Patterson Cos. met fourth-quarter earnings expectations and issued better-than-expected revenue and profit guidance for fiscal 2019, giving its lagging share price a sorely needed boost.
"Our fourth-quarter results met our revised expectations and reflected the impact of ongoing challenges that the company has been facing," said Patterson President and CEO Mark Walchirk in a news release. "Looking ahead, we are executing on a number of initiatives to stabilize the core business and build a stronger platform for fiscal 2019, and expect to return to profit growth in the second half of the year."
Shares of Patterson, which had been down 51 percent over the last year, jumped up 10 percent in early trading Thursday before slipping back later in the morning. It closed Thursday at $23.28, up 3.3 percent.
For the fourth quarter that ended April 28, Patterson reported earnings of $20.9 million, or 23 cents per share. Adjusted earnings of 30 cents per share met analysts' expectations and the company's own revised fourth-quarter expectations.
In the fourth quarter last year, Patterson reported earnings of $61.7 million, or 65 cents per share and adjusted earnings of 69 cents per share
Sales are still down, 3.1 percent to $1.4 billion for the quarter and 2.3 percent to $5.5 billion for the fiscal year. Adjusted earnings for the year were $1.68 per share, down from the $2.34 per share in fiscal 2017.
Mendota Heights-based Patterson operates in two segments: dental and animal health. The best performance in the fourth quarter came from the production-animal health unit, which sells health supplies for farm animals. The unit's sales grew 2.8 percent in the quarter, while the companion-animal side was up 1.9 percent.

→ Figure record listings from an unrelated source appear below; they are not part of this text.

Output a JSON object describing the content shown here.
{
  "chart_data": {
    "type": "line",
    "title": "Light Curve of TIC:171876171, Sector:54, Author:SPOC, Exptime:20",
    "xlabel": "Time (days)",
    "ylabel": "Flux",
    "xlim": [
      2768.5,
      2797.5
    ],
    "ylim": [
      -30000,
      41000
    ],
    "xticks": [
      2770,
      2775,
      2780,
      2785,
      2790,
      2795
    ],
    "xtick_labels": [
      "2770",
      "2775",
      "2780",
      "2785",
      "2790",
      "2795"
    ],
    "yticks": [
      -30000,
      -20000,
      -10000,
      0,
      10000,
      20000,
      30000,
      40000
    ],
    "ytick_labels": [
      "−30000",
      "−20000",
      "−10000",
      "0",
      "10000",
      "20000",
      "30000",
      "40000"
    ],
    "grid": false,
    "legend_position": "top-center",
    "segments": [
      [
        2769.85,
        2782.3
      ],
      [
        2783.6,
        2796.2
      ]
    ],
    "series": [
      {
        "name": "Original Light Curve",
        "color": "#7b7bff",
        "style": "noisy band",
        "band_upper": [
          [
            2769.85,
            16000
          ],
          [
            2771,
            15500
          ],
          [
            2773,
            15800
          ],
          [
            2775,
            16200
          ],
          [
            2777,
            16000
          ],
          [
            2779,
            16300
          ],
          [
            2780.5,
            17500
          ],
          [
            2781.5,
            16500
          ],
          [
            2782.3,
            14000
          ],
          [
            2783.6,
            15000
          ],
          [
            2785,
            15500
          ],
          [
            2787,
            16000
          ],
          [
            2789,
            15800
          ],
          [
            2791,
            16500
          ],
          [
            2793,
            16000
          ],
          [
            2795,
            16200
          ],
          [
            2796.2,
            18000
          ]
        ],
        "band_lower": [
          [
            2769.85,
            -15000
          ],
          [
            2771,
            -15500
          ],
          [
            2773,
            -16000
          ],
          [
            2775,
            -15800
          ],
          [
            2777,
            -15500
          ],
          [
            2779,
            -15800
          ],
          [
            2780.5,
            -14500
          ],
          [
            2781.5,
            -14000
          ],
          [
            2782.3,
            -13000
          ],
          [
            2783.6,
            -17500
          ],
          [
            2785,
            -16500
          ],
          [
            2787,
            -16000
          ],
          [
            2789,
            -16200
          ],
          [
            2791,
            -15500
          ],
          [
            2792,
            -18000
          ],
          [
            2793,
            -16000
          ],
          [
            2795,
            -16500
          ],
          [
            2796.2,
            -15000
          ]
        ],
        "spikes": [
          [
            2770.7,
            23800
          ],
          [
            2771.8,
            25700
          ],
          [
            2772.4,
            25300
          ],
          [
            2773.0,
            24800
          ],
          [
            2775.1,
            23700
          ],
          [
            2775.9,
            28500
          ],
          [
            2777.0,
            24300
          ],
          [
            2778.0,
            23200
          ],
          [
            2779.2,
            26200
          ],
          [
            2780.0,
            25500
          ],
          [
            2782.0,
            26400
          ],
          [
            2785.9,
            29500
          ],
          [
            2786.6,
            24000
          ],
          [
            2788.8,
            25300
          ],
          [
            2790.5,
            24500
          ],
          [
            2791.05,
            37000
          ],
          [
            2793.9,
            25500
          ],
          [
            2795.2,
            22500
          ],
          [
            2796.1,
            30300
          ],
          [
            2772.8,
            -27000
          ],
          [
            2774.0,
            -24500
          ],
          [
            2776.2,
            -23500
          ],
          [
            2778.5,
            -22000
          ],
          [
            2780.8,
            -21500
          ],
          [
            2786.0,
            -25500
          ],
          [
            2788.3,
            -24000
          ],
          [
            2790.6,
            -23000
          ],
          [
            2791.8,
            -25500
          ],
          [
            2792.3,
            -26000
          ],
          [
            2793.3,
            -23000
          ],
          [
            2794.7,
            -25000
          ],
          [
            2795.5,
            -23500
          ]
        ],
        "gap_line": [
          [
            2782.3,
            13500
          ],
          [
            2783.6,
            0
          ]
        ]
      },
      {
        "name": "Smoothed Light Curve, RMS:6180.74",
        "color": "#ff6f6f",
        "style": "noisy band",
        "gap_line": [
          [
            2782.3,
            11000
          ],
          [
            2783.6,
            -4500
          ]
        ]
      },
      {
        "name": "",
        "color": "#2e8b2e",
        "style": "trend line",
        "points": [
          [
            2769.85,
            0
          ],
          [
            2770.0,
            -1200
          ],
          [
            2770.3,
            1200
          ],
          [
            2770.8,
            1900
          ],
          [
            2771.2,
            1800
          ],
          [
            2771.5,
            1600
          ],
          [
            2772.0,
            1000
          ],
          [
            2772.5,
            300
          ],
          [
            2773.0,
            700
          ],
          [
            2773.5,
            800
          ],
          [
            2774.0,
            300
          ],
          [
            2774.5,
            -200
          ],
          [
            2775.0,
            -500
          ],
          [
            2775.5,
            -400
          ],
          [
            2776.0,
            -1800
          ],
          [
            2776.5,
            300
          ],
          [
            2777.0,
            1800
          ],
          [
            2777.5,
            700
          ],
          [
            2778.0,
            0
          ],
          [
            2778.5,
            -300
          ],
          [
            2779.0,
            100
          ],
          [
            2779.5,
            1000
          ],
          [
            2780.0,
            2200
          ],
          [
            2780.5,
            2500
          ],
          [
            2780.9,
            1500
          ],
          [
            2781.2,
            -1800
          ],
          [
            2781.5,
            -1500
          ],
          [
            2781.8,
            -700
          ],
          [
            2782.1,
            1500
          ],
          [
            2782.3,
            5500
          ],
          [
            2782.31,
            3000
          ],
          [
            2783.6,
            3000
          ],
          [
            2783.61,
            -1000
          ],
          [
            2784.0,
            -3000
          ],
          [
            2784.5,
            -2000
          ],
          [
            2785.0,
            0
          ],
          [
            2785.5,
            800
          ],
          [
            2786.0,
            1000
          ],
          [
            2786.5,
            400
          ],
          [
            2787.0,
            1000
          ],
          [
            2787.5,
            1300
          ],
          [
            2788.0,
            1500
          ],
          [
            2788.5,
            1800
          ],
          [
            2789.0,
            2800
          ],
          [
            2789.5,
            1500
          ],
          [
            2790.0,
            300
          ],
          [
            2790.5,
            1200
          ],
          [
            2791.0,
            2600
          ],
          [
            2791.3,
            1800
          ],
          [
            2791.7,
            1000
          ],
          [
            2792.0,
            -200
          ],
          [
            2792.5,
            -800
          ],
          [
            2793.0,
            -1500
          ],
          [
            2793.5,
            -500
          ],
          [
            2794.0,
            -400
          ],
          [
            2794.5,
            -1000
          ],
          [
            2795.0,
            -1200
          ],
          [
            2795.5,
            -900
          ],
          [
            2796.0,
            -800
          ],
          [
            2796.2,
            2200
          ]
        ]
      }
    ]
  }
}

The Patterson Dental segment continues to struggle. Fourth-quarter sales were $545.8 million, down from $607.3 million in the fourth quarter last year. Sales of dental equipment and software were off the most, down 20.2 percent, in part due to the lower average sale price of its expanded dental equipment portfolio.
The company is still feeling the effect on its revenue from a sales-force realignment and the implementation of an enterprise-resource planning (ERP) system. But Walchirk told analysts that the strategic plans put in place are taking effect and they expect to see a return to earnings growth in the second half of fiscal 2019 and should build on momentum from there.
Patterson announced that it expects adjusted earnings in fiscal 2019 to be in the range of $1.73 to $1.83 per diluted share, better than the consensus estimate from 18 analysts tracked by Thomson Reuters of $1.72 per share for fiscal 2019.
Walchirk, who started as CEO of Patterson Nov. 20, began a strategic planning process with the board of directors earlier this year. He told analysts he expects to share more news on that process in the next several months.